Leadership art exhibition empowers students through creativity



Earlier this month, 10 students from the Palmer Catholic Academy were recognized in Crayola’s 2016-2017 Empowering Students through Creative Leadership Art Exhibition.

Crayola offers the exhibition as an “opportunity for students to explore their vision, confront their fears, become collaborators and learn to balance priorities.”

The national contest was open to students from pre-k through 12th grade. Each grade level faced a slightly different challenge under the umbrella, “What Creative Leadership Means to Me.”

Four Palmer students, eighth-grader Sarah DosSantos, sixth-grader Delaney Porazinski, fourth-grader Ramey Neace and third-grader Jacob Valenzuela were selected as finalists in Crayola’s National Art Exhibition.

In a congratulatory letter to the students’ art teacher, Katie Corrigan, Crayola Art Expo representative Susan Dobias praised the students’ work.

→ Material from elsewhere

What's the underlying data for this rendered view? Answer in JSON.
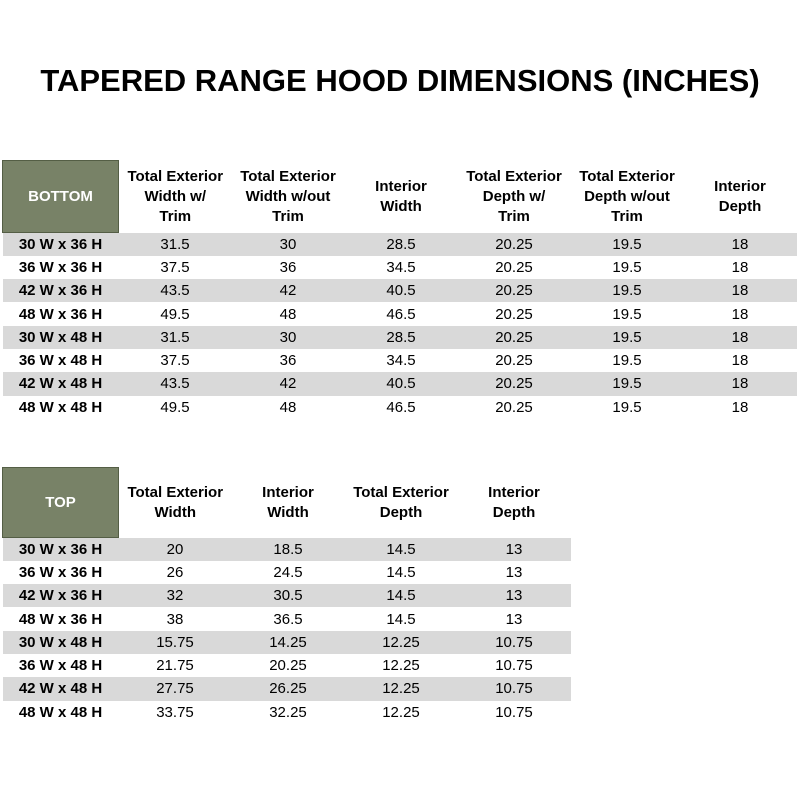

“The finalists’ artwork showed a true connection to the theme, had stunning visual appeal, presented age-appropriate critical thinking and responded to the theme with originality,” Dobias said.

Thousands of pieces were submitted from students across the country with the top 30 finalists becoming part of the U.S. Department of Education’s permanent curated collection of “globally inspiring” children’s art on display in Washington, D.C.

“We are very grateful to Crayola for such a wonderful opportunity to build creative leadership and encourage self-expression in our student artists,” said school principal Linda Earp.

Though the artwork for the U.S. Department of Education’s permanent collection had reached maximum capacity, Dobias said they will make room for new pieces.

“We were so inspired by your students submissions we’d like to provide an opportunity for their art to be included in Crayola’s Education Resources,” Dobias said.

Those students include Kate Fennell (fourth grade), Isabella Bushkell (seventh grade), Mary Clare Stinneford (fifth grade), Miel Reyes (eighth grade), Jacob Norgart (second grade) and Sara Valenzuela (seventh grade).

“Each submission provided a look into the mind of the student artist,” Dobias said. “We were truly inspired by the powerful ways students connected creative leadership to their personal experiences.”

The four finalists will receive a plaque featuring a replica of their original artwork and artist’s statements while all 10 students and their teacher will receive $200 in Crayola products.